Zwei Generationen Maurer gefehlt


Als Meingast vor bald 15 Jahren mit seiner Firma anfing, haben "zwei Generationen Maurer gefehlt", also ist er ins Wald- und ins Weinviertel gefahren und hat dort buchstäblich den Lehm von den Wänden gekratzt, um herauszufinden, wie diese errichtet worden sind. Und er hat eine Bäuerin gefunden, die bis in die 30er-Jahre "Ziegel geschlagen" hat, also luftgetrocknete Lehmziegel hergestellt. Nicht mehr in so großem Umfang wie ihr Vater: Der hatte die Ziegel zum Trocknen im Hof gestapelt, und wenn ein Regen aufkam, hat er mit einer Pfeife seine Kinder herbeigeholt, damit man die Ziegel gemeinsam rasch in die Scheune schaffte.

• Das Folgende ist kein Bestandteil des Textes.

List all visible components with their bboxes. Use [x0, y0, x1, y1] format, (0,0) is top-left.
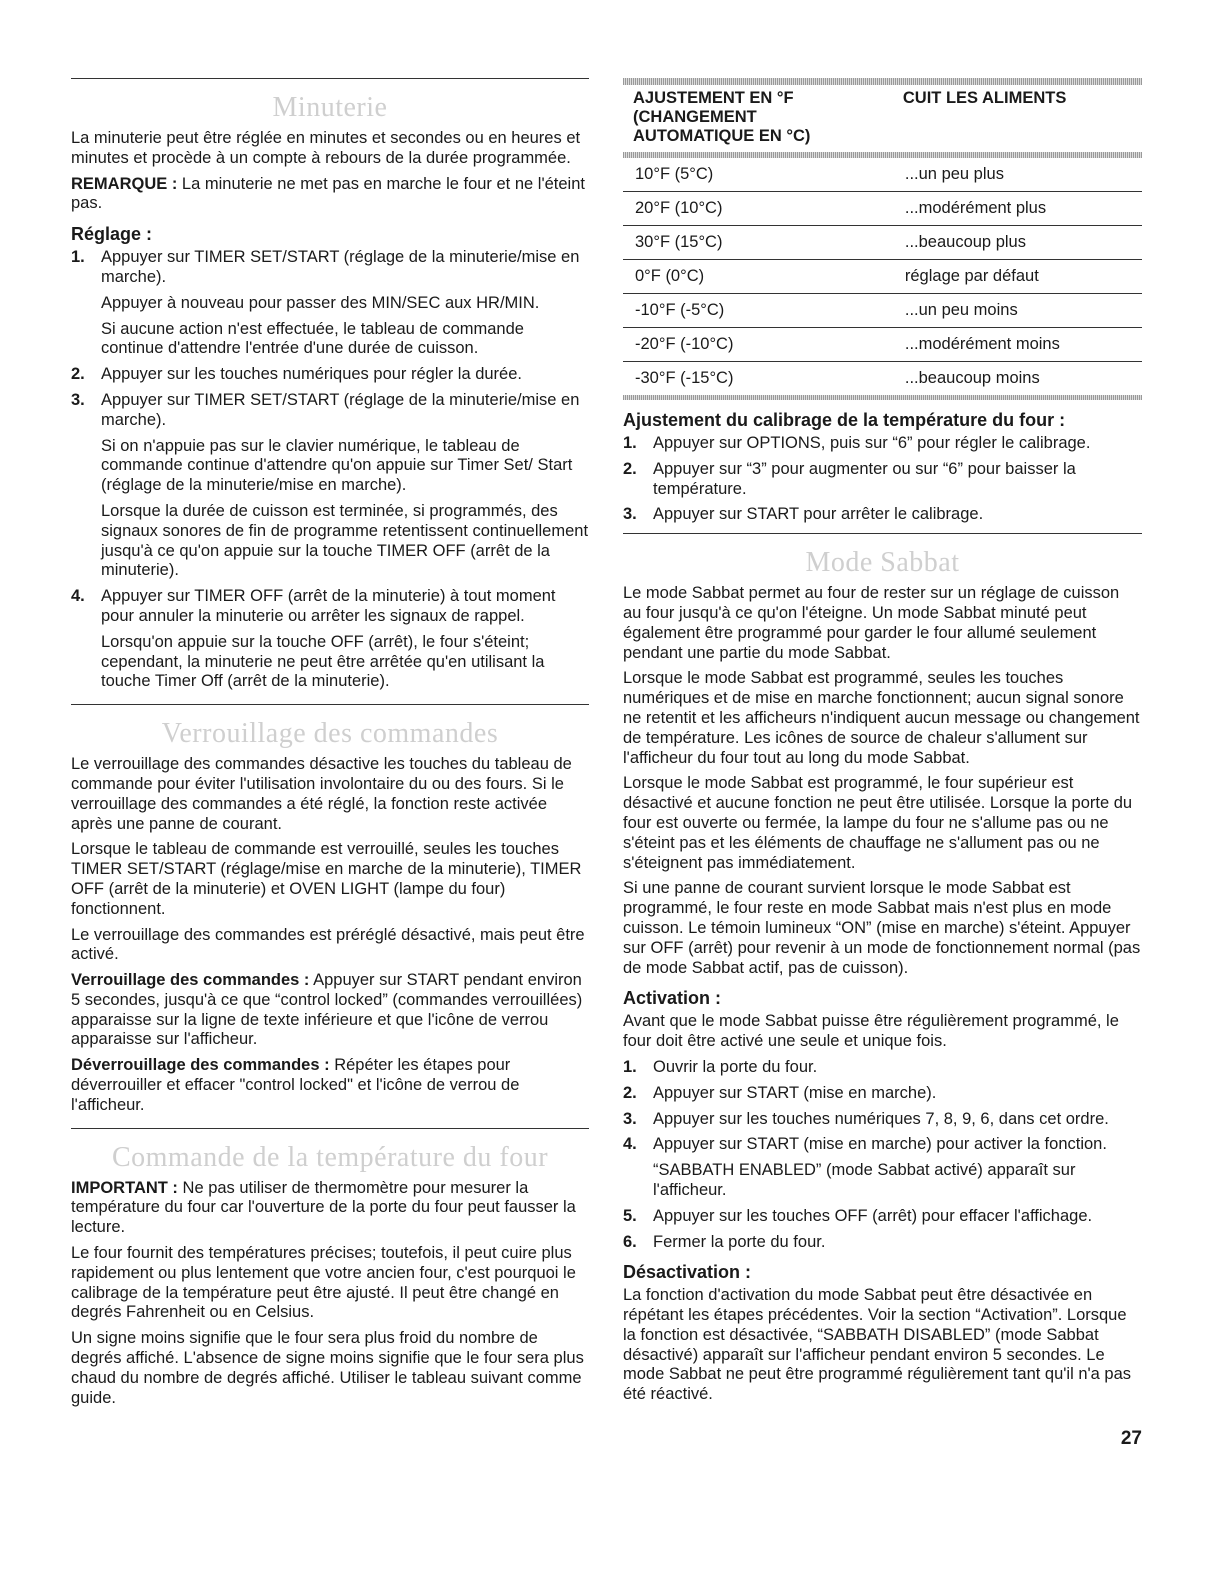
calibration-table-body: [623, 158, 1142, 395]
table-row: [623, 192, 1142, 226]
step-text: Appuyer sur OPTIONS, puis sur “6” pour régler le calibrage.: [653, 434, 1091, 452]
note-text: La minuterie ne met pas en marche le four et ne l'éteint pas.: [71, 174, 585, 213]
step-text: Lorsqu'on appuie sur la touche OFF (arrêt), le four s'éteint; cependant, la minuterie ne peut être arrêtée qu'en utilisant la touche Timer Off (arrêt de la minuterie).: [101, 632, 545, 691]
step-text: Appuyer sur TIMER OFF (arrêt de la minuterie) à tout moment pour annuler la minuterie ou arrêter les signaux de rappel.: [101, 587, 556, 625]
step-number: 2.: [623, 459, 637, 478]
table-row: [623, 328, 1142, 362]
list-item: [623, 1135, 1142, 1200]
minuterie-section: [71, 78, 589, 692]
desactivation-heading: Désactivation :: [623, 1262, 752, 1283]
step-text: Appuyer sur START (mise en marche) pour activer la fonction.: [653, 1135, 1107, 1154]
unlock-instruction: [71, 1056, 589, 1115]
important-note: [71, 1179, 589, 1238]
sabbat-paragraph: Si une panne de courant survient lorsque le mode Sabbat est programmé, le four reste en mode Sabbat mais n'est plus en mode cuisson. Le témoin lumineux “ON” (mise en marche) s'éteint. Appuyer sur OFF (arrêt) pour revenir à un mode de fonctionnement normal (pas de mode Sabbat actif, pas de cuisson).: [623, 879, 1141, 977]
verrouillage-title: Verrouillage des commandes: [161, 718, 499, 750]
left-column: [71, 78, 589, 1414]
list-item: [623, 460, 1142, 500]
table-cell-effect: ...beaucoup plus: [893, 226, 1142, 260]
header-line: AJUSTEMENT EN °F: [633, 89, 794, 107]
calibration-table-section: [623, 78, 1142, 400]
header-line: AUTOMATIQUE EN °C): [633, 127, 811, 145]
table-header-row: [623, 85, 1142, 152]
list-item: [623, 1233, 1142, 1253]
right-column: [623, 78, 1142, 1411]
table-cell-effect: ...un peu moins: [893, 294, 1142, 328]
step-number: 3.: [623, 505, 637, 524]
calibrage-section: [623, 410, 1142, 525]
commande-temp-paragraph: Un signe moins signifie que le four sera plus froid du nombre de degrés affiché. L'absence de signe moins signifie que le four sera plus chaud du nombre de degrés affiché. Utiliser le tableau suivant comme guide.: [71, 1329, 584, 1407]
table-cell-effect: ...modérément plus: [893, 192, 1142, 226]
list-item: [623, 1207, 1142, 1227]
table-row: [623, 362, 1142, 396]
note-label: REMARQUE :: [71, 174, 178, 193]
table-cell-effect: ...un peu plus: [893, 158, 1142, 192]
table-cell-adjustment: 10°F (5°C): [623, 158, 893, 192]
list-item: [623, 1058, 1142, 1078]
table-row: [623, 226, 1142, 260]
list-item: [623, 1110, 1142, 1130]
table-cell-adjustment: -30°F (-15°C): [635, 369, 734, 387]
list-item: [71, 587, 589, 692]
minuterie-intro: La minuterie peut être réglée en minutes et secondes ou en heures et minutes et procède à un compte à rebours de la durée programmée.: [71, 129, 581, 167]
table-row: [623, 294, 1142, 328]
step-text: Appuyer sur les touches numériques pour régler la durée.: [101, 365, 522, 384]
commande-temp-title: Commande de la température du four: [111, 1141, 549, 1173]
calibrage-heading: Ajustement du calibrage de la température du four :: [623, 410, 1066, 430]
verrouillage-section: [71, 704, 589, 1116]
step-number: 5.: [623, 1206, 637, 1225]
step-text: Appuyer sur les touches OFF (arrêt) pour effacer l'affichage.: [653, 1206, 1093, 1225]
step-number: 2.: [71, 365, 85, 384]
table-cell-effect: ...modérément moins: [893, 328, 1142, 362]
step-text: Appuyer à nouveau pour passer des MIN/SEC aux HR/MIN.: [101, 293, 540, 312]
step-number: 4.: [71, 587, 85, 606]
table-cell-adjustment: 0°F (0°C): [623, 260, 893, 294]
list-item: [71, 365, 589, 385]
commande-temp-section: [71, 1128, 589, 1409]
activation-intro: Avant que le mode Sabbat puisse être régulièrement programmé, le four doit être activé une seule et unique fois.: [623, 1012, 1119, 1051]
section-divider: [623, 533, 1142, 534]
step-text: Fermer la porte du four.: [653, 1232, 826, 1251]
step-text: Appuyer sur TIMER SET/START (réglage de la minuterie/mise en marche).: [101, 390, 580, 429]
step-number: 1.: [71, 248, 85, 267]
page-number: 27: [1120, 1428, 1142, 1449]
section-divider: [71, 78, 589, 79]
activation-heading: Activation :: [623, 988, 722, 1009]
list-item: [623, 1084, 1142, 1104]
step-text: Appuyer sur TIMER SET/START (réglage de la minuterie/mise en marche).: [101, 248, 580, 286]
table-cell-adjustment: -20°F (-10°C): [623, 328, 893, 362]
step-text: Appuyer sur “3” pour augmenter ou sur “6” pour baisser la température.: [653, 459, 1076, 498]
step-number: 1.: [623, 434, 637, 452]
sabbat-paragraph: Lorsque le mode Sabbat est programmé, seules les touches numériques et de mise en marche fonctionnent; aucun signal sonore ne retentit et les afficheurs n'indiquent aucun message ou changement de température. Les icônes de source de chaleur s'allument sur l'afficheur du four tout au long du mode Sabbat.: [623, 669, 1140, 767]
step-text: Ouvrir la porte du four.: [653, 1057, 818, 1076]
minuterie-steps: [71, 248, 589, 692]
unlock-label: Déverrouillage des commandes :: [71, 1056, 330, 1075]
minuterie-title: Minuterie: [272, 92, 388, 123]
sabbat-paragraph: Le mode Sabbat permet au four de rester sur un réglage de cuisson au four jusqu'à ce qu'on l'éteigne. Un mode Sabbat minuté peut également être programmé pour garder le four allumé seulement pendant une partie du mode Sabbat.: [623, 584, 1120, 662]
sabbat-title: Mode Sabbat: [805, 547, 960, 579]
lock-label: Verrouillage des commandes :: [71, 971, 310, 990]
step-text: “SABBATH ENABLED” (mode Sabbat activé) apparaît sur l'afficheur.: [653, 1161, 1076, 1199]
header-line: (CHANGEMENT: [633, 108, 757, 126]
step-number: 3.: [71, 390, 85, 409]
table-cell-effect: ...beaucoup moins: [904, 369, 1040, 387]
table-cell-adjustment: -10°F (-5°C): [623, 294, 893, 328]
section-divider: [71, 1128, 589, 1129]
step-number: 2.: [623, 1083, 637, 1102]
step-text: Si on n'appuie pas sur le clavier numérique, le tableau de commande continue d'attendre qu'on appuie sur Timer Set/ Start (réglage de la minuterie/mise en marche).: [101, 436, 573, 495]
step-number: 3.: [623, 1109, 637, 1128]
calibrage-steps: [623, 434, 1142, 525]
table-cell-effect: réglage par défaut: [893, 260, 1142, 294]
sabbat-section: [623, 533, 1142, 1405]
table-header-effect: CUIT LES ALIMENTS: [902, 89, 1067, 107]
table-row: [623, 158, 1142, 192]
activation-steps: [623, 1058, 1142, 1252]
list-item: [71, 248, 589, 359]
important-label: IMPORTANT :: [71, 1178, 178, 1197]
table-row: [623, 260, 1142, 294]
desactivation-text: La fonction d'activation du mode Sabbat peut être désactivée en répétant les étapes précédentes. Voir la section “Activation”. Lorsque la fonction est désactivée, “SABBATH DISABLED” (mode Sabbat désactivé) apparaît sur l'afficheur pendant environ 5 secondes. Le mode Sabbat ne peut être programmé régulièrement tant qu'il n'a pas été réactivé.: [623, 1286, 1132, 1404]
step-number: 1.: [623, 1057, 637, 1076]
step-text: Appuyer sur START (mise en marche).: [653, 1083, 937, 1102]
minuterie-note: [71, 175, 589, 215]
list-item: [623, 434, 1142, 454]
reglage-heading: Réglage :: [71, 224, 153, 245]
list-item: [71, 391, 589, 581]
step-number: 6.: [623, 1232, 637, 1251]
important-text: Ne pas utiliser de thermomètre pour mesurer la température du four car l'ouverture de la porte du four peut fausser la lecture.: [71, 1178, 576, 1237]
table-header-adjustment: [623, 85, 893, 152]
step-text: Si aucune action n'est effectuée, le tableau de commande continue d'attendre l'entrée d'une durée de cuisson.: [101, 319, 524, 358]
sabbat-paragraph: Lorsque le mode Sabbat est programmé, le four supérieur est désactivé et aucune fonction ne peut être utilisée. Lorsque la porte du four est ouverte ou fermée, la lampe du four ne s'allume pas ou ne s'éteint pas et les éléments de chauffage ne s'allument pas ou ne s'éteignent pas immédiatement.: [623, 774, 1133, 872]
verrouillage-paragraph: Lorsque le tableau de commande est verrouillé, seules les touches TIMER SET/START (réglage/mise en marche de la minuterie), TIMER OFF (arrêt de la minuterie) et OVEN LIGHT (lampe du four) fonctionnent.: [71, 840, 582, 918]
list-item: [623, 505, 1142, 525]
lock-text: Appuyer sur START pendant environ 5 secondes, jusqu'à ce que “control locked” (commandes verrouillées) apparaisse sur la ligne de texte inférieure et que l'icône de verrou apparaisse sur l'afficheur.: [71, 971, 583, 1049]
verrouillage-paragraph: Le verrouillage des commandes désactive les touches du tableau de commande pour éviter l'utilisation involontaire du ou des fours. Si le verrouillage des commandes a été réglé, la fonction reste activée après une panne de courant.: [71, 755, 572, 833]
calibration-table: [623, 85, 1142, 152]
commande-temp-paragraph: Le four fournit des températures précises; toutefois, il peut cuire plus rapidement ou plus lentement que votre ancien four, c'est pourquoi le calibrage de la température peut être ajusté. Il peut être changé en degrés Fahrenheit ou en Celsius.: [71, 1244, 576, 1322]
table-bottom-rule: [623, 395, 1142, 400]
step-text: Lorsque la durée de cuisson est terminée, si programmés, des signaux sonores de fin de programme retentissent continuellement jusqu'à ce qu'on appuie sur la touche TIMER OFF (arrêt de la minuterie).: [101, 501, 589, 580]
lock-instruction: [71, 971, 589, 1050]
step-number: 4.: [623, 1135, 637, 1154]
table-top-rule: [623, 78, 1142, 85]
unlock-text: Répéter les étapes pour déverrouiller et effacer "control locked" et l'icône de verrou de l'afficheur.: [71, 1056, 520, 1114]
section-divider: [71, 704, 589, 705]
table-cell-adjustment: 30°F (15°C): [623, 226, 893, 260]
step-text: Appuyer sur les touches numériques 7, 8, 9, 6, dans cet ordre.: [653, 1109, 1109, 1128]
table-cell-adjustment: 20°F (10°C): [623, 192, 893, 226]
step-text: Appuyer sur START pour arrêter le calibrage.: [653, 505, 984, 524]
verrouillage-paragraph: Le verrouillage des commandes est préréglé désactivé, mais peut être activé.: [71, 925, 585, 964]
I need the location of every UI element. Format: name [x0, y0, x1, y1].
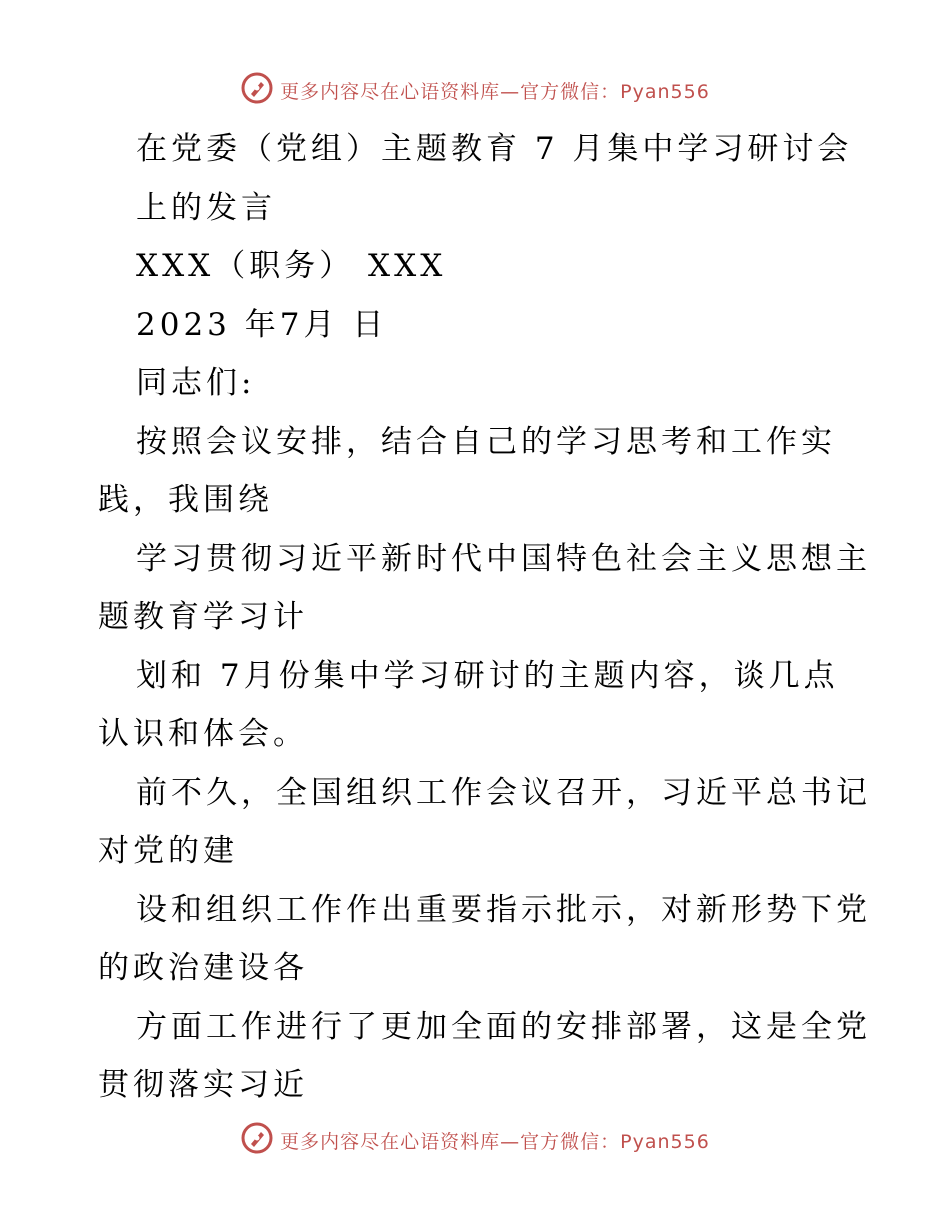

Mit seiner mittlerweile angesammelten Erfahrung konnte Meingast kürzlich einer Studentin helfen, die Lehmbauten in ihren Ursprungsländern studieren wollte und auch gerne nach Afrika oder nach Tibet gereist wäre. Meingast meinte, sie brauche nur ins Weinviertel zu fahren. Denn ein Ziegel von einem tibetanischen Kloster sieht genauso aus wie einer von einem der tausenden Bauernhäuser, Preßhäuser, Scheunen und Speicher aus Lehm in Niederösterreich.

Tatsächlich sind die Menschen überall auf der Welt in puncto Ziegel auf die gleichen Ergebnisse gekommen. Die steinzeitlichen Ackerbauern errichteten aus Pfählen, Weiden, Gras und Stroh Holzflechtwerk-Häuser, in deren Wände sie den Lehm einarbeiteten. Daran änderte sich bis ins Mittelalter nichts, als man anfing, Blockbauten zu errichten. Was die Fachwelt Lehmbrotbau nennt, hieß bei den Leuten Wuzelmauer: Man formte brotähnliche Lehmwecken und fügte sie ohne Mörtel aufeinander. Daß man eine Blockwand im Kremstal auf das 12. Jahrhundert datiert hat, ist kein Kuriosum: Im Wald- und Weinviertel findet man oft mitten in den Häusern solche Wände, die nicht viel jünger sind.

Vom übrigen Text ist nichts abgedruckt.